Look at the animal kingdom and you’ll see a natural world full of death, rape, and violence with no basis in religion. If we’re animals that’s the baseline. By using the word atrocity you’re buying in to some definition of evil that has to come from a philosophical belief system, ie a faith, which could be directed toward God, the future of humanity, logic, a flat earth, or literally anything else.
> Look at the animal kingdom and you’ll see a natural world full of death, rape, and violence with no basis in religion.
True (although amongst some species no higher than our own, so not sure what point that proves).

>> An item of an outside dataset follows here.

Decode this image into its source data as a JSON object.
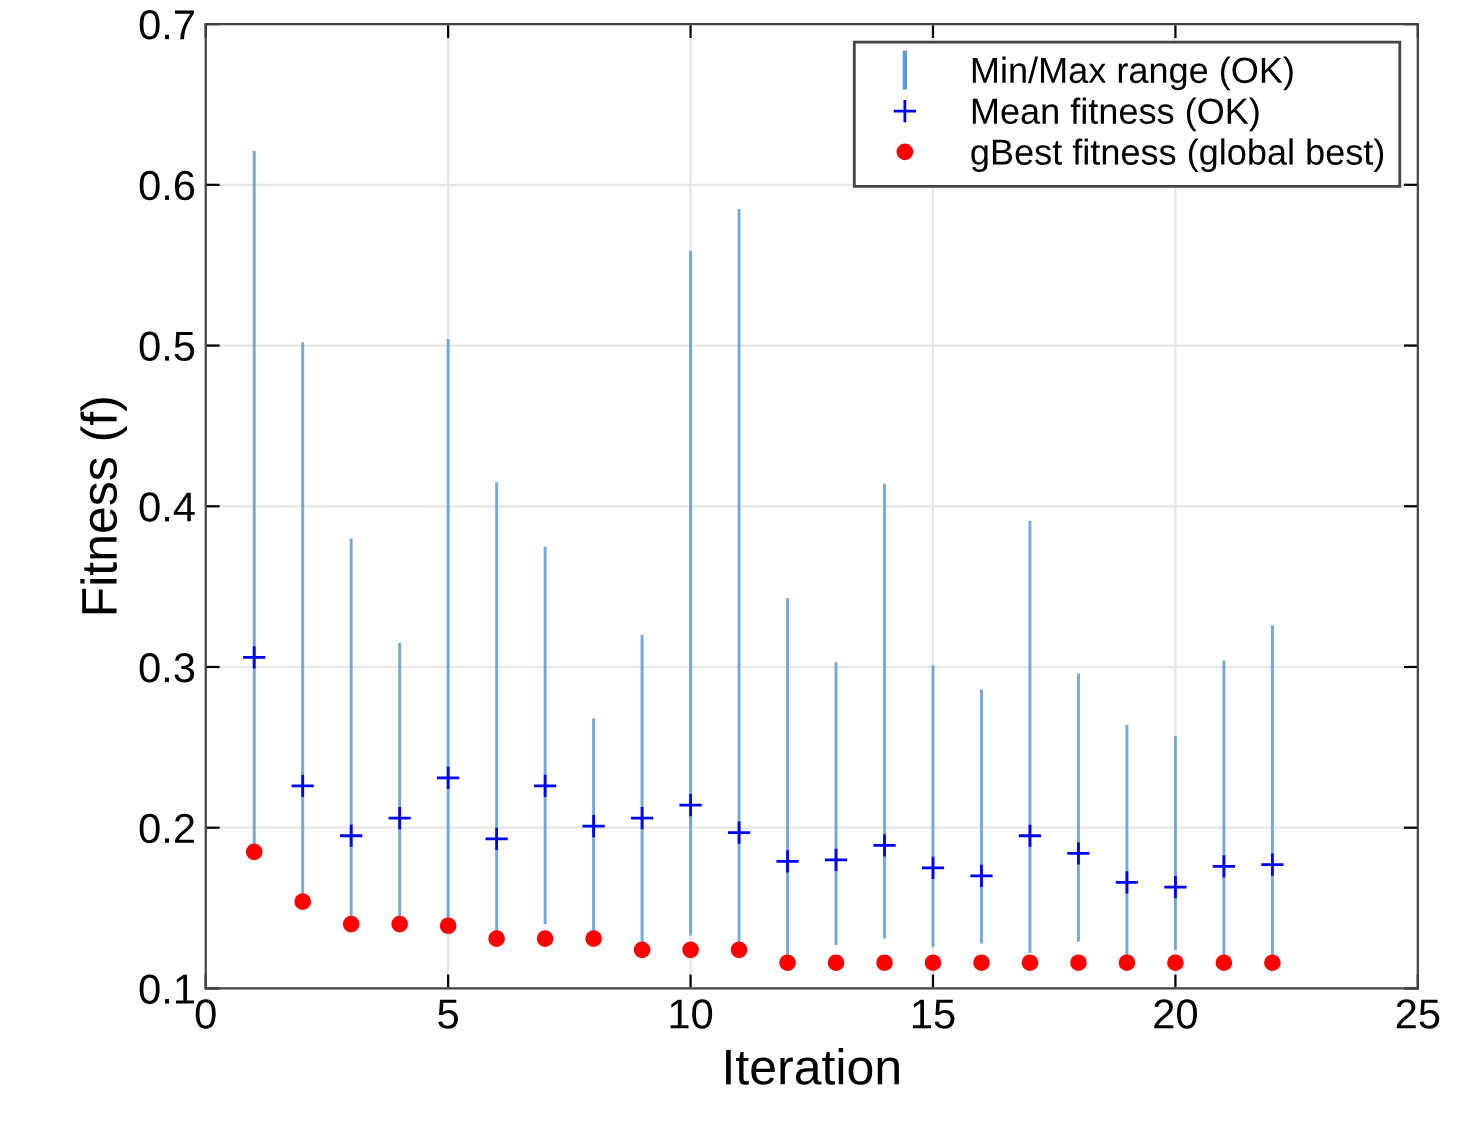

> By using the word atrocity you’re buying in to some definition of evil that has to come from a philosophical belief system, ie a faith, which could be directed toward God, the future of humanity, logic, a flat earth, or literally anything else.

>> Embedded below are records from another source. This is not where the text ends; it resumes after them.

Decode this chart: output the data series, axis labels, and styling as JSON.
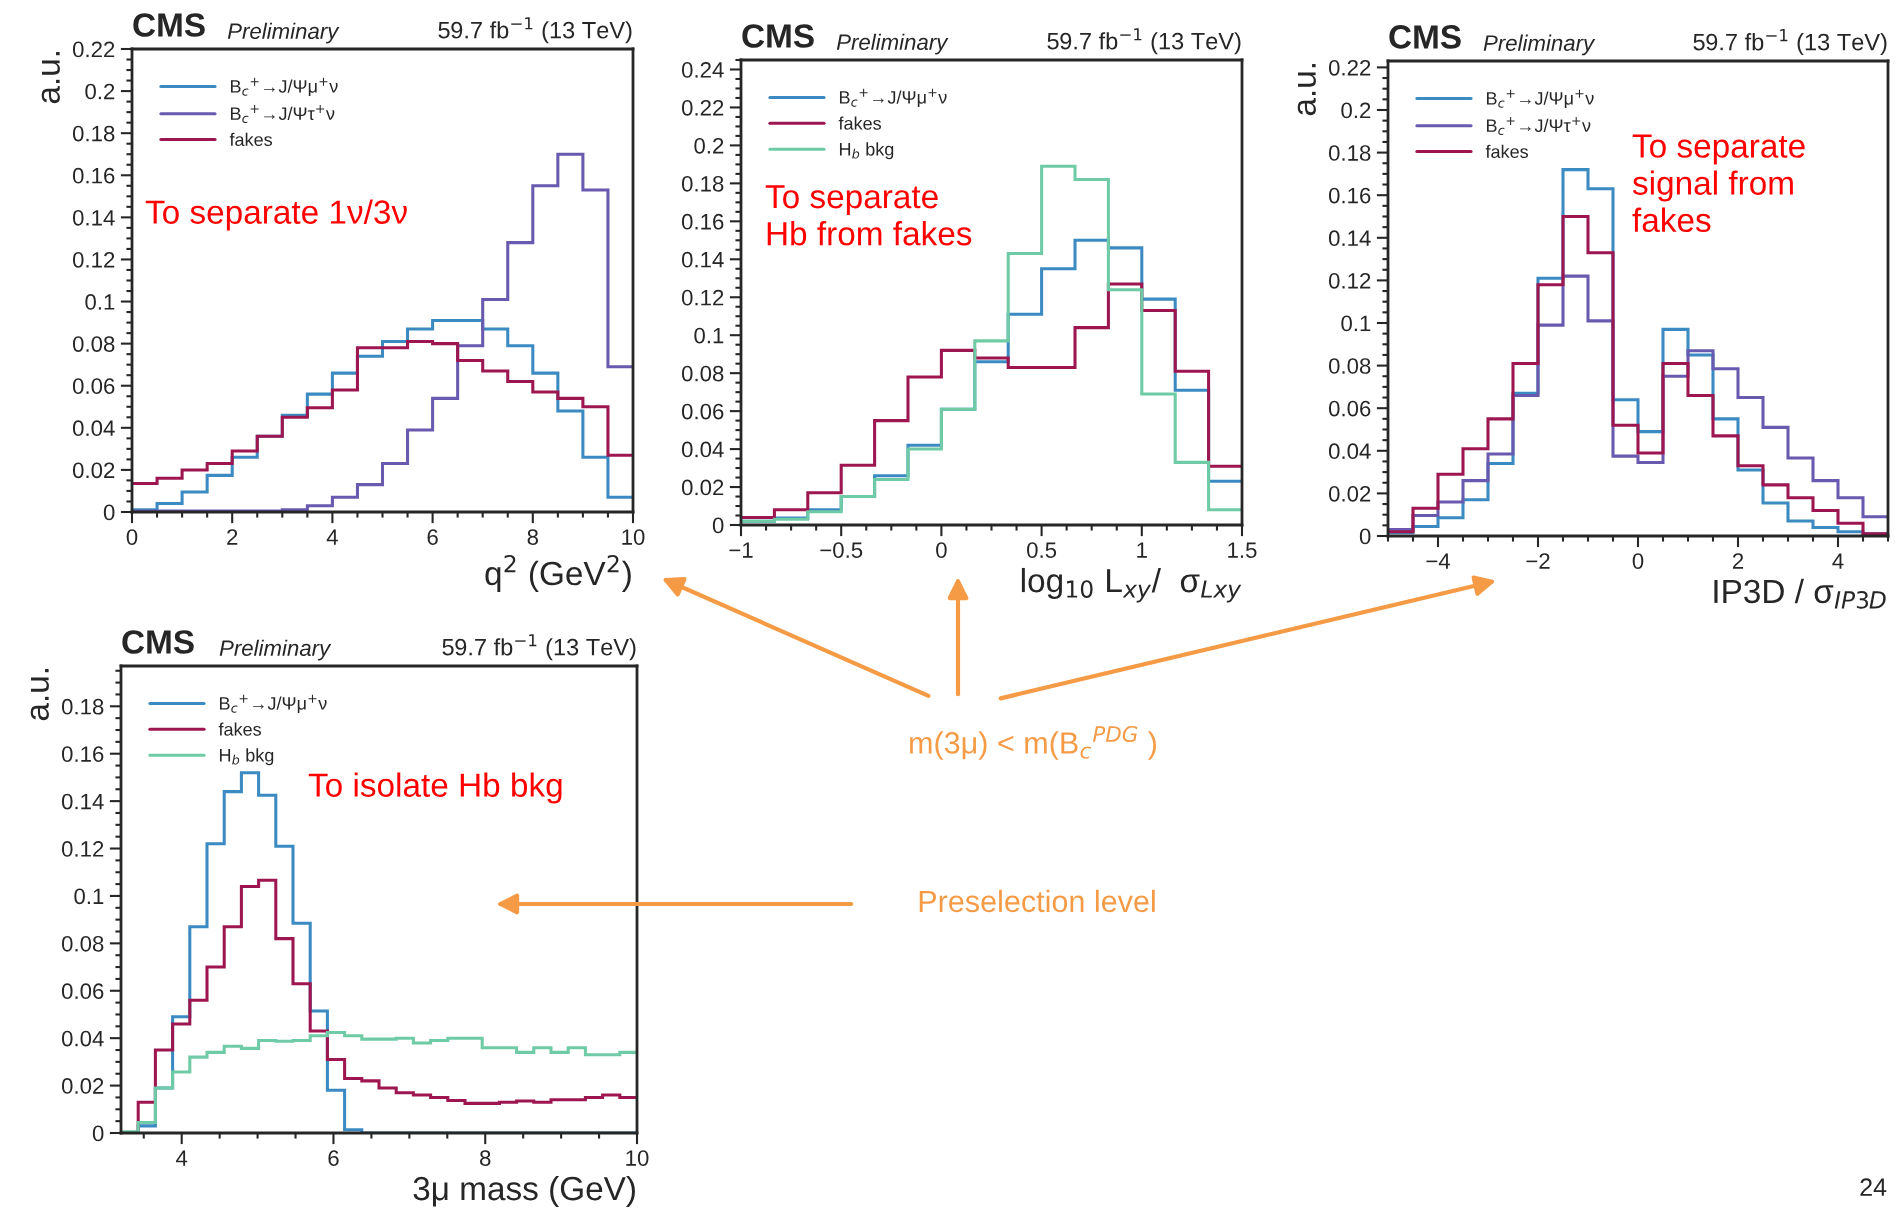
{
  "chart_data": [
    {
      "type": "histogram",
      "title": "CMS",
      "subtitle": "Preliminary",
      "xlabel": "q$^{2}$ (GeV$^{2}$)",
      "ylabel": "a.u.",
      "annotations": [
        "59.7 fb$^{−1}$ (13 TeV)",
        "To separate 1ν/3ν"
      ],
      "bins": [
        0,
        0.5,
        1,
        1.5,
        2,
        2.5,
        3,
        3.5,
        4,
        4.5,
        5,
        5.5,
        6,
        6.5,
        7,
        7.5,
        8,
        8.5,
        9,
        9.5,
        10
      ],
      "series": [
        {
          "name": "B$_{c}$$^{+}$→J/Ψμ$^{+}$ν",
          "color": "#3b8bc2",
          "values": [
            0.001,
            0.004,
            0.0095,
            0.0174,
            0.026,
            0.036,
            0.046,
            0.056,
            0.066,
            0.074,
            0.081,
            0.087,
            0.091,
            0.091,
            0.087,
            0.079,
            0.066,
            0.048,
            0.026,
            0.007
          ]
        },
        {
          "name": "B$_{c}$$^{+}$→J/Ψτ$^{+}$ν",
          "color": "#6a5aaf",
          "values": [
            0.0005,
            0.0005,
            0.0005,
            0.0005,
            0.0005,
            0.0005,
            0.001,
            0.003,
            0.007,
            0.013,
            0.023,
            0.039,
            0.054,
            0.079,
            0.101,
            0.128,
            0.155,
            0.17,
            0.153,
            0.069
          ]
        },
        {
          "name": "fakes",
          "color": "#9e1650",
          "values": [
            0.0135,
            0.016,
            0.02,
            0.023,
            0.029,
            0.036,
            0.045,
            0.0495,
            0.058,
            0.078,
            0.078,
            0.081,
            0.08,
            0.072,
            0.067,
            0.062,
            0.057,
            0.054,
            0.05,
            0.027
          ]
        }
      ],
      "xlim": [
        0,
        10
      ],
      "xticks": [
        0,
        2,
        4,
        6,
        8,
        10
      ],
      "ylim": [
        0,
        0.22
      ],
      "yticks": [
        0,
        0.02,
        0.04,
        0.06,
        0.08,
        0.1,
        0.12,
        0.14,
        0.16,
        0.18,
        0.2,
        0.22
      ],
      "legend": "top left",
      "grid": false
    },
    {
      "type": "histogram",
      "title": "CMS",
      "subtitle": "Preliminary",
      "xlabel": "log$_{10}$ L$_{xy}$/  σ$_{Lxy}$",
      "annotations": [
        "59.7 fb$^{−1}$ (13 TeV)",
        "To separate\nHb from fakes",
        "m(3μ) < m(B$_{c}$$^{PDG}$ )"
      ],
      "bins": [
        -1,
        -0.8333,
        -0.6667,
        -0.5,
        -0.3333,
        -0.1667,
        0,
        0.1667,
        0.3333,
        0.5,
        0.6667,
        0.8333,
        1,
        1.1667,
        1.3333,
        1.5
      ],
      "series": [
        {
          "name": "B$_{c}$$^{+}$→J/Ψμ$^{+}$ν",
          "color": "#3b8bc2",
          "values": [
            0.002,
            0.0037,
            0.008,
            0.015,
            0.026,
            0.042,
            0.061,
            0.086,
            0.111,
            0.135,
            0.15,
            0.146,
            0.119,
            0.071,
            0.023
          ]
        },
        {
          "name": "fakes",
          "color": "#9e1650",
          "values": [
            0.004,
            0.008,
            0.017,
            0.0315,
            0.055,
            0.078,
            0.092,
            0.088,
            0.083,
            0.083,
            0.104,
            0.127,
            0.113,
            0.081,
            0.031
          ]
        },
        {
          "name": "H$_{b}$ bkg",
          "color": "#6fcba5",
          "values": [
            0.002,
            0.003,
            0.007,
            0.015,
            0.024,
            0.04,
            0.061,
            0.097,
            0.143,
            0.189,
            0.182,
            0.124,
            0.069,
            0.033,
            0.008
          ]
        }
      ],
      "xlim": [
        -1,
        1.5
      ],
      "xticks": [
        {
          "value": -1,
          "label": "−1"
        },
        {
          "value": -0.5,
          "label": "−0.5"
        },
        0,
        0.5,
        1,
        1.5
      ],
      "ylim": [
        0,
        0.245
      ],
      "yticks": [
        0,
        0.02,
        0.04,
        0.06,
        0.08,
        0.1,
        0.12,
        0.14,
        0.16,
        0.18,
        0.2,
        0.22,
        0.24
      ],
      "legend": "top left",
      "grid": false
    },
    {
      "type": "histogram",
      "title": "CMS",
      "subtitle": "Preliminary",
      "xlabel": "IP3D / σ$_{IP3D}$",
      "ylabel": "a.u.",
      "annotations": [
        "59.7 fb$^{−1}$ (13 TeV)",
        "To separate\nsignal from\nfakes"
      ],
      "bins": [
        -5,
        -4.5,
        -4,
        -3.5,
        -3,
        -2.5,
        -2,
        -1.5,
        -1,
        -0.5,
        0,
        0.5,
        1,
        1.5,
        2,
        2.5,
        3,
        3.5,
        4,
        4.5,
        5
      ],
      "series": [
        {
          "name": "B$_{c}$$^{+}$→J/Ψμ$^{+}$ν",
          "color": "#3b8bc2",
          "values": [
            0.0015,
            0.0045,
            0.0086,
            0.017,
            0.034,
            0.067,
            0.121,
            0.172,
            0.163,
            0.064,
            0.049,
            0.097,
            0.085,
            0.055,
            0.031,
            0.0155,
            0.007,
            0.004,
            0.002,
            0.001
          ]
        },
        {
          "name": "B$_{c}$$^{+}$→J/Ψτ$^{+}$ν",
          "color": "#6a5aaf",
          "values": [
            0.003,
            0.0096,
            0.016,
            0.026,
            0.0385,
            0.066,
            0.099,
            0.122,
            0.101,
            0.0375,
            0.0345,
            0.075,
            0.087,
            0.0785,
            0.065,
            0.051,
            0.0366,
            0.026,
            0.018,
            0.009
          ]
        },
        {
          "name": "fakes",
          "color": "#9e1650",
          "values": [
            0.002,
            0.013,
            0.029,
            0.041,
            0.055,
            0.081,
            0.118,
            0.15,
            0.133,
            0.052,
            0.039,
            0.081,
            0.066,
            0.047,
            0.033,
            0.024,
            0.018,
            0.012,
            0.006,
            0.001
          ]
        }
      ],
      "xlim": [
        -5,
        5
      ],
      "xticks": [
        {
          "value": -4,
          "label": "−4"
        },
        {
          "value": -2,
          "label": "−2"
        },
        0,
        2,
        4
      ],
      "ylim": [
        0,
        0.223
      ],
      "yticks": [
        0,
        0.02,
        0.04,
        0.06,
        0.08,
        0.1,
        0.12,
        0.14,
        0.16,
        0.18,
        0.2,
        0.22
      ],
      "legend": "top left",
      "grid": false
    },
    {
      "type": "histogram",
      "title": "CMS",
      "subtitle": "Preliminary",
      "xlabel": "3μ mass (GeV)",
      "ylabel": "a.u.",
      "annotations": [
        "59.7 fb$^{−1}$ (13 TeV)",
        "To isolate Hb bkg",
        "Preselection level",
        "24"
      ],
      "bins": [
        3.2,
        3.4267,
        3.6533,
        3.88,
        4.1067,
        4.3333,
        4.56,
        4.7867,
        5.0133,
        5.24,
        5.4667,
        5.6933,
        5.92,
        6.1467,
        6.3733,
        6.6,
        6.8267,
        7.0533,
        7.28,
        7.5067,
        7.7333,
        7.96,
        8.1867,
        8.4133,
        8.64,
        8.8667,
        9.0933,
        9.32,
        9.5467,
        9.7733,
        10
      ],
      "series": [
        {
          "name": "B$_{c}$$^{+}$→J/Ψμ$^{+}$ν",
          "color": "#3b8bc2",
          "values": [
            0,
            0.003,
            0.019,
            0.049,
            0.087,
            0.122,
            0.144,
            0.152,
            0.1425,
            0.121,
            0.0885,
            0.0515,
            0.018,
            0.0014,
            0,
            0,
            0,
            0,
            0,
            0,
            0,
            0,
            0,
            0,
            0,
            0,
            0,
            0,
            0,
            0
          ]
        },
        {
          "name": "fakes",
          "color": "#9e1650",
          "values": [
            0,
            0.013,
            0.035,
            0.046,
            0.056,
            0.07,
            0.087,
            0.104,
            0.1066,
            0.082,
            0.063,
            0.043,
            0.031,
            0.023,
            0.022,
            0.019,
            0.017,
            0.016,
            0.015,
            0.0137,
            0.0125,
            0.0125,
            0.013,
            0.0135,
            0.013,
            0.014,
            0.014,
            0.015,
            0.016,
            0.015
          ]
        },
        {
          "name": "H$_{b}$ bkg",
          "color": "#6fcba5",
          "values": [
            0.0005,
            0.0044,
            0.019,
            0.0257,
            0.032,
            0.034,
            0.0366,
            0.0357,
            0.039,
            0.0387,
            0.039,
            0.041,
            0.0424,
            0.041,
            0.0396,
            0.0396,
            0.04,
            0.038,
            0.039,
            0.04,
            0.04,
            0.036,
            0.036,
            0.034,
            0.036,
            0.034,
            0.036,
            0.033,
            0.033,
            0.034
          ]
        }
      ],
      "xlim": [
        3.2,
        10
      ],
      "xticks": [
        4,
        6,
        8,
        10
      ],
      "ylim": [
        0,
        0.197
      ],
      "yticks": [
        0,
        0.02,
        0.04,
        0.06,
        0.08,
        0.1,
        0.12,
        0.14,
        0.16,
        0.18
      ],
      "legend": "top left",
      "grid": false
    }
  ]
}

I don't know that you can believe in logic or the future of humanity.
Definitely not in the same way people believe in God.
As for where morality/our basis for human rights comes from if not from religion, Richard Dawkins explains best (in ~5min) how the source most probably isn't belief/faith/religion in this video --> (https://www.youtube.com/watch?v=7XtvWkRRxKQ).
So, no to those that claim that, humans aren't special, and no, the good sides of morality don't come from religion, especially not from the modern ones with a "jealous" god (killing homosexuals, or punishing women when not wearsing something, however, if that is considered "morality", indeed provably does come from religion).
In that video Dawkins says he thinks religious morality is contemptible because it is based out of fear.
That is true, however look at the world we live in. A lot of people are not moral.
He admits the question asked of him is a "genuinely hard question:" using concepts of good and evil is an inherent admission in some faith in such concepts.